In a session that lasted more than 90-minutes, including Q&A with reporters, a clearly energized Jobs expounded on the iPhone’s new system software, his nerves ahead of the iPad launch, Apple’s new role as a peddler of mobile advertising, and of course Google, the company’s nemesis du jour.
Jobs announced Apple new iAd platform, which thrusts the company into a small but fast-growing market where Google also has designs. But Jobs made clear that his company had no plans to become a “worldwide ad agency,” and he acknowledged that Apple was indeed pursuing AdMob when Google swooped in to buy the mobile ad firm:
“Listen, we don’t now much about this advertising stuff. We’re learning. We tried to buy a company called AdMob, which is the biggest in mobile advertising, and Google came in and snatched them from us because they didn’t want us to have them. And we bought another much smaller but really good company called Quattro and they’re teaching us and we’re learning as fast we can about mobile advertising.”
(Google’s buy of AdMob is being held up as U.S. regulators examine it.)

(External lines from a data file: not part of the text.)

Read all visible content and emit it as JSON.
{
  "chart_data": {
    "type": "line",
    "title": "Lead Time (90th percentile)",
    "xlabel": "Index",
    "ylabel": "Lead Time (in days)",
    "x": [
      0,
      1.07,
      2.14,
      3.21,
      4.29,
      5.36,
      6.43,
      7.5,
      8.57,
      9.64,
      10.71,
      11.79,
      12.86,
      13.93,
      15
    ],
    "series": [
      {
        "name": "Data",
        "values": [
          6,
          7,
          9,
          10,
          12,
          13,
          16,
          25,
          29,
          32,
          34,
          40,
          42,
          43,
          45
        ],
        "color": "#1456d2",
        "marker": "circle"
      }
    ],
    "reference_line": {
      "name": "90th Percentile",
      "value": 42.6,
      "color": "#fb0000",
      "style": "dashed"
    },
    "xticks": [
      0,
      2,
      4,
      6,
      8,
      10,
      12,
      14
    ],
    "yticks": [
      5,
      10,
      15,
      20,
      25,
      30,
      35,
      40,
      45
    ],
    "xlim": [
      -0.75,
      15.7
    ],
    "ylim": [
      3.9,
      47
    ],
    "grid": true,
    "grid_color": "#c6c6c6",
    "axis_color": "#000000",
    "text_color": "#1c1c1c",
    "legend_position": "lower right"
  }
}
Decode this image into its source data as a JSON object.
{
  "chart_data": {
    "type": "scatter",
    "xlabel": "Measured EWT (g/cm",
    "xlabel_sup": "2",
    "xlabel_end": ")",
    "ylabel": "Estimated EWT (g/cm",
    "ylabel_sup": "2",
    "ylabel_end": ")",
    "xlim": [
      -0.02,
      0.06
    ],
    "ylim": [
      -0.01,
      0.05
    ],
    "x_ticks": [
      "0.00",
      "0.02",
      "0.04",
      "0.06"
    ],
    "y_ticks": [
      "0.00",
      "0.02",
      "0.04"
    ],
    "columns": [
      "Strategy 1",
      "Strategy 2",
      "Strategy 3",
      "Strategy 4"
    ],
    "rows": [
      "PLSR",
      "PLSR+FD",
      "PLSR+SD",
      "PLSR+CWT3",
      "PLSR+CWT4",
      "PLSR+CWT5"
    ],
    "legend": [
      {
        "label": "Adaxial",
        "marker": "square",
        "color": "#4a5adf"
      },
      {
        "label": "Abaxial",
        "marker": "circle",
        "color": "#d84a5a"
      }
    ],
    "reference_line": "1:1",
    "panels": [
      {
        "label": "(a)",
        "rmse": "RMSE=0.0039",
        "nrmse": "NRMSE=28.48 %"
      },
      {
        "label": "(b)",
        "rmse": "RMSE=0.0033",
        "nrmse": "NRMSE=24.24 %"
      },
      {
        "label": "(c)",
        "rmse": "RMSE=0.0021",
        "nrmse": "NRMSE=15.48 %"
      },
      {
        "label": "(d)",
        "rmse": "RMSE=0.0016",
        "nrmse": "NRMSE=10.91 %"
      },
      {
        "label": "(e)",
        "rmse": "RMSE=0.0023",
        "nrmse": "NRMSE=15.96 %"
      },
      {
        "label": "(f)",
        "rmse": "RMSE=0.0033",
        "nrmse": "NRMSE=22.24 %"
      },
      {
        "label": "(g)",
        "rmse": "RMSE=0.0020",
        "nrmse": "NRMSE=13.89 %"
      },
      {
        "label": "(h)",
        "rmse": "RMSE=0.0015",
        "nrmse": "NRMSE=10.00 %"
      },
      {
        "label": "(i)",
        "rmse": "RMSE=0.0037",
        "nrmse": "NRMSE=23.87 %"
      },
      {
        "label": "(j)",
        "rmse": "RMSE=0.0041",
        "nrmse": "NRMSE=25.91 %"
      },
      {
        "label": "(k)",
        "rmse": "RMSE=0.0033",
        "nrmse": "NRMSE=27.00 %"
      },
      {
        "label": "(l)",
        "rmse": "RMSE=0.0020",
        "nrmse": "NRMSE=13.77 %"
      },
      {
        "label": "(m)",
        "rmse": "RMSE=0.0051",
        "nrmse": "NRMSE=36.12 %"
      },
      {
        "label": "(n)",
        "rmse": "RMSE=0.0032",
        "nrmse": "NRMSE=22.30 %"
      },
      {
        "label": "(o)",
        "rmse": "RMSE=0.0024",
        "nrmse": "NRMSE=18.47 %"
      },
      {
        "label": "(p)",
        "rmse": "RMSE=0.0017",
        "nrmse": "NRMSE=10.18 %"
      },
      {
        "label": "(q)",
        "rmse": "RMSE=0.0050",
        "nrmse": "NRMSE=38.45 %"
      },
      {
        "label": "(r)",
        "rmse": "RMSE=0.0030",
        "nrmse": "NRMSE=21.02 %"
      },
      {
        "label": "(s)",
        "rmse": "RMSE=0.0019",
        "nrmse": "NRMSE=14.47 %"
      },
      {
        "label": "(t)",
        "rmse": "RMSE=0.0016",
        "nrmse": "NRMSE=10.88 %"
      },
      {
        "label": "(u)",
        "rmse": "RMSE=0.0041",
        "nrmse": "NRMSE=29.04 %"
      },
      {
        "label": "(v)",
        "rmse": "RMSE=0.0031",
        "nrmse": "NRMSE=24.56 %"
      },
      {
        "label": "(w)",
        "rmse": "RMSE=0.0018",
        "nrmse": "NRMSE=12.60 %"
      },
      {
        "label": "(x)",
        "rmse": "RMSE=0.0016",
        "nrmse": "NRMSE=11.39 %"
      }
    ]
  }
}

On Google’s Android mobile platform, which some praise for being more accessible and open to a wider range of applications, where Apple’s iPhone platform is closed and regulated:
“There’s a porn store for Android that you can go to, and it’s got nothing but porn apps for your Android phone. And you can download them, and your kids can download them, and your kids’ friends can download them on their phones. And that’s just not the place where we want to go.”
On the iPad launch:
“Even though we’ve been using these internally for some time, and working on it for a few years, you still have butterflies in your stomach,” he said. “You never really know until you get it in customers’ hands and they tell you what they think.”
“We think this is a profound game-changer and we think when people look back some number of years from now they will see this as a major advance in the history of personal computational devices. And what’s been really great for me is how quickly people have got it.”